Due to the U.S. agricultural system’s founding on land stolen from Indigenous people and reliance on the labor of enslaved Africans, environmental resources and burdens — as well as the power to make decisions about the environment — continue to be unequally distributed across communities.
The Food Project seeks to protect the environment and build power in communities where meat megacorporations externalize and concentrate the negative impacts of industrial animal agriculture — often in communities of color. We do this work in collaboration with the communities most directly impacted by the industry’s pollution.
Clean Air and Water
In traditional farming, manure produced by animals serves as fertilizer for their feed.

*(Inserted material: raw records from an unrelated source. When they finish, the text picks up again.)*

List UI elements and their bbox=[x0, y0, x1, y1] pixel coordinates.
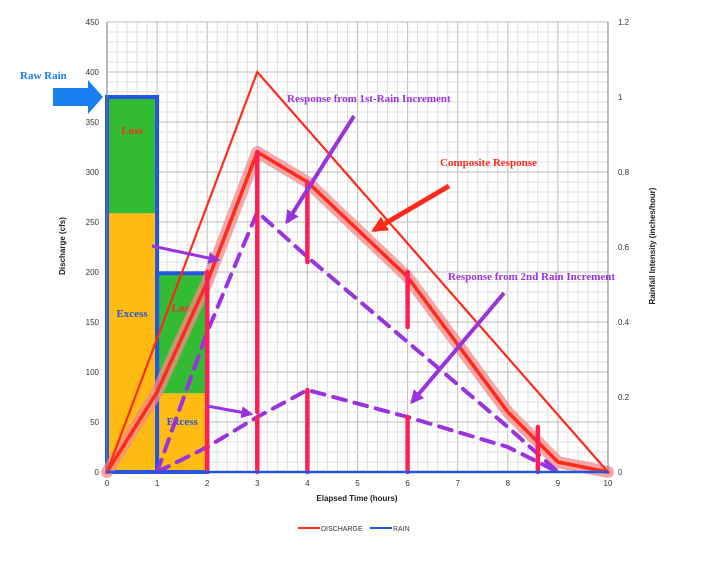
excess-to-second-arrow bbox=[206, 404, 254, 419]
x-tick-label: 1 bbox=[155, 479, 160, 488]
y-tick-label: 450 bbox=[86, 18, 100, 27]
y2-tick-label: 0 bbox=[618, 468, 623, 477]
y2-tick-label: 0.8 bbox=[618, 168, 630, 177]
y-tick-label: 100 bbox=[86, 368, 100, 377]
y-tick-label: 200 bbox=[86, 268, 100, 277]
y2-tick-label: 1.2 bbox=[618, 18, 630, 27]
first-response-line bbox=[155, 208, 560, 474]
second-response-arrow bbox=[410, 291, 506, 405]
annotations: Raw Rain Response from 1st-Rain Incremen… bbox=[20, 70, 615, 419]
rain-bar-loss-label-1: Loss bbox=[121, 125, 143, 137]
composite-response-arrow bbox=[371, 183, 451, 233]
x-tick-label: 2 bbox=[205, 479, 210, 488]
raw-rain-label: Raw Rain bbox=[20, 70, 67, 82]
rain-bar-loss-1 bbox=[107, 97, 158, 214]
y-tick-labels: 0 50 100 150 200 250 300 350 400 450 bbox=[86, 18, 100, 477]
hydrograph-lines bbox=[101, 69, 614, 478]
y-tick-label: 250 bbox=[86, 218, 100, 227]
rain-bar-excess-label-2: Excess bbox=[167, 416, 199, 428]
x-tick-label: 3 bbox=[255, 479, 260, 488]
composite-response-label: Composite Response bbox=[440, 157, 537, 169]
y2-tick-label: 0.4 bbox=[618, 318, 630, 327]
rain-bar-excess-label-1: Excess bbox=[116, 308, 148, 320]
excess-to-first-arrow bbox=[151, 244, 221, 264]
x-tick-label: 10 bbox=[604, 479, 613, 488]
first-response-arrow bbox=[285, 114, 356, 225]
y-tick-label: 350 bbox=[86, 118, 100, 127]
legend-label-rain: RAIN bbox=[393, 526, 410, 533]
y-tick-label: 50 bbox=[90, 418, 99, 427]
chart-axes bbox=[106, 22, 609, 474]
raw-rain-arrow bbox=[53, 80, 103, 114]
y-tick-label: 0 bbox=[95, 468, 100, 477]
x-tick-label: 0 bbox=[105, 479, 110, 488]
x-tick-label: 6 bbox=[405, 479, 410, 488]
y2-tick-label: 0.2 bbox=[618, 393, 630, 402]
legend-label-discharge: DISCHARGE bbox=[321, 526, 363, 533]
y2-axis-title: Rainfall Intensity (inches/hour) bbox=[648, 187, 657, 304]
x-tick-label: 8 bbox=[506, 479, 511, 488]
first-response-label: Response from 1st-Rain Increment bbox=[287, 93, 451, 105]
y2-tick-label: 1 bbox=[618, 93, 623, 102]
legend: DISCHARGE RAIN bbox=[298, 526, 410, 533]
x-tick-label: 7 bbox=[455, 479, 460, 488]
x-tick-label: 4 bbox=[305, 479, 310, 488]
y2-tick-labels: 0 0.2 0.4 0.6 0.8 1 1.2 bbox=[618, 18, 630, 477]
x-axis-title: Elapsed Time (hours) bbox=[316, 494, 398, 503]
y-tick-label: 150 bbox=[86, 318, 100, 327]
x-tick-label: 9 bbox=[556, 479, 561, 488]
y-tick-label: 400 bbox=[86, 68, 100, 77]
y2-tick-label: 0.6 bbox=[618, 243, 630, 252]
second-response-label: Response from 2nd Rain Increment bbox=[448, 271, 615, 283]
discharge-series-line bbox=[105, 69, 609, 473]
x-tick-labels: 0 1 2 3 4 5 6 7 8 9 10 bbox=[105, 479, 613, 488]
y-tick-label: 300 bbox=[86, 168, 100, 177]
x-tick-label: 5 bbox=[355, 479, 360, 488]
y-axis-title: Discharge (cfs) bbox=[58, 217, 67, 275]
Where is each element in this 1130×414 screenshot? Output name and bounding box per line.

Because industrial animal agriculture concentrates thousands of animals into as little land as possible, it produces an excess of manure that is then mismanaged in ways that pollute the surrounding land, water, and air. Just one industrial-sized hog facility can produce more waste than the entire city of Philadelphia does over the course of a year.
Unlike human waste, animal waste from industrial facilities is not treated. With more manure than can be spread on neighboring fields, manure is stored in enormous open pits commonly referred to as “lagoons.” Waste lagoons housing manure in massive quantities present consistent environmental threats. Manure from these lagoons can overflow during hurricanes and flooding, seep into the ground, and contaminate local groundwater – often the only source of water for rural communities. In some areas, waste is sprayed onto fields, resulting in odors, flies, and dangerous chemicals in the air community members breathe. In the Yakima Valley Dairy cases, the Court found that manure from livestock facilities should be regulated as solid and hazardous waste.